Siamo in piena Shock economy


Questo è un passaggio di un discorso di Mario Monti, molto tempo prima della sua investitura alla presidenza del Consiglio:

« Nei momenti di crisi più acuta: progressi più sensibili. Non dobbiamo sorprenderci che l’Europa abbia bisogno di gravi crisi per fare passi avanti. I passi avanti dell’Europa sono per definizione cessioni di parti di sovranità nazionali a un livello comunitario. E’ chiaro che il potere politico, ma anche il senso di appartenenza dei cittadini a una collettività nazionale possono essere pronti a queste cessioni solo quando il costo politico e psicologico del non farle diventa superiore al costo del farle perché c’è una crisi in atto, visibile, conclamata. […] Abbiamo bisogno delle crisi per fare passi avanti, ma quando una crisi sparisce rimane un sedimento, perché si sono messi in opera istituzioni, leggi eccetera per cui non è pienamente reversibile. »

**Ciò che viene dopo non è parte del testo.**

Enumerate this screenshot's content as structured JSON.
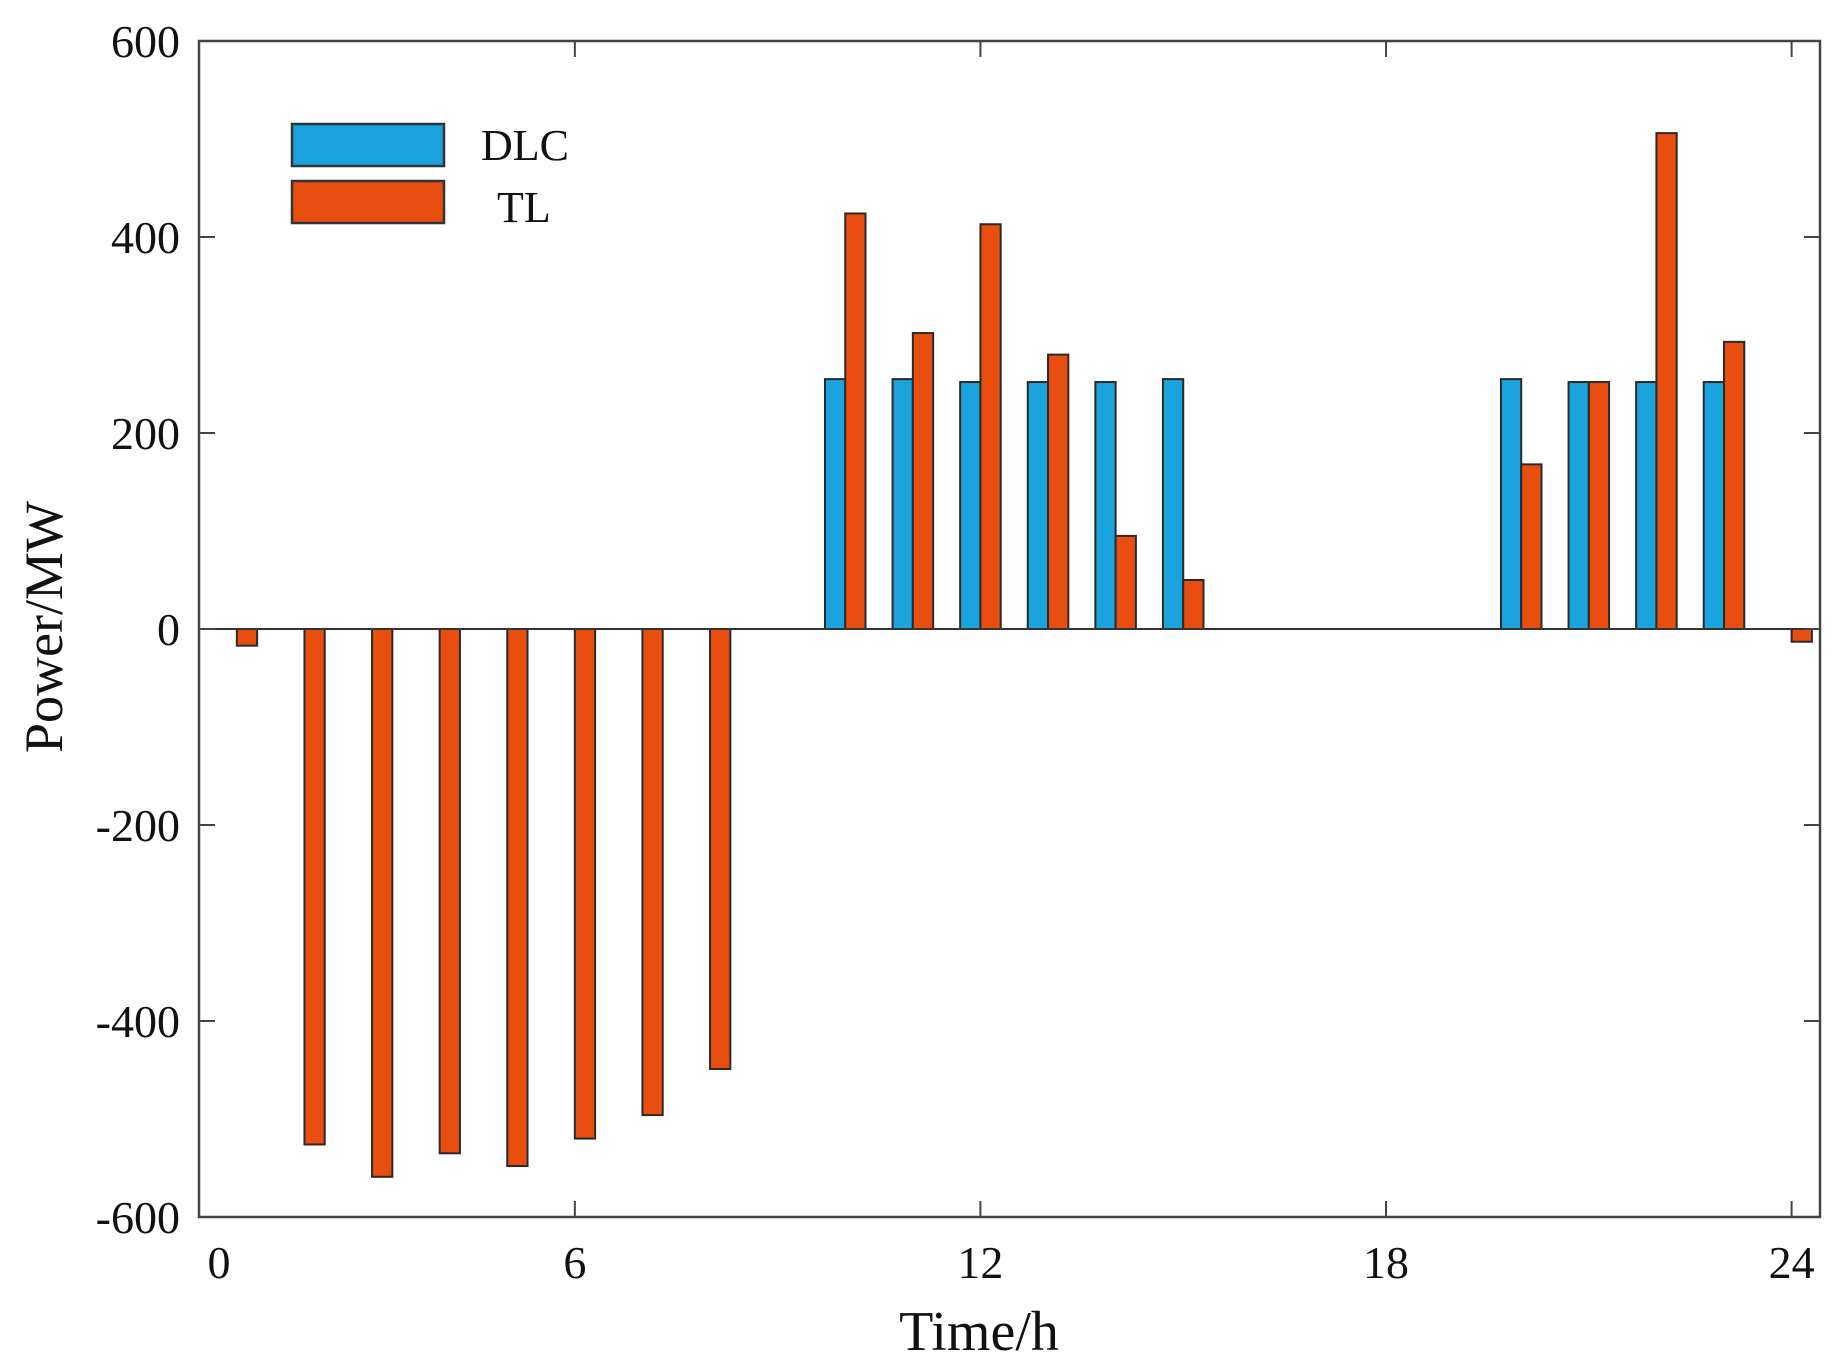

 Questo un passaggio di tale Mr. Six, di Moody's, apparso in un servizio del TG7 questa sera:
« C'è bisogno di un nuovo shock perché l'Europa marci coesa [verso l'unificazione], ad esempio il fallimento di una banca tedesca »

Da Wikipedia, alla voce Shock economy:

« Shock economy è un saggio della giornalista canadese Naomi Klein, pubblicato nel settembre del 2007. Il libro studia gli effetti e le applicazioni delle teorie liberiste di Milton Friedman e della Scuola di Chicago in diversi Stati del pianeta, dagli anni sessanta fino al 2007. La tesi principale sostenuta dall'autrice è che l'applicazione di queste politiche (che prevedono privatizzazioni, tagli alla spesa pubblica e liberalizzazioni dei salari) sia stata effettuata sempre senza il consenso popolare, approfittando di uno shock causato da un evento contingente, provocato ad hoc per questo scopo, oppure generato da incapacità politiche o da cause esterne. Inoltre l'effetto dell'applicazione di queste teorie è stato la crescita della disoccupazione e il generale impoverimento della popolazione. »

C'è bisogno di aggiungere altro?


Una cosa da aggiungere ci sarebbe, quello odierno sì chiama fascismo.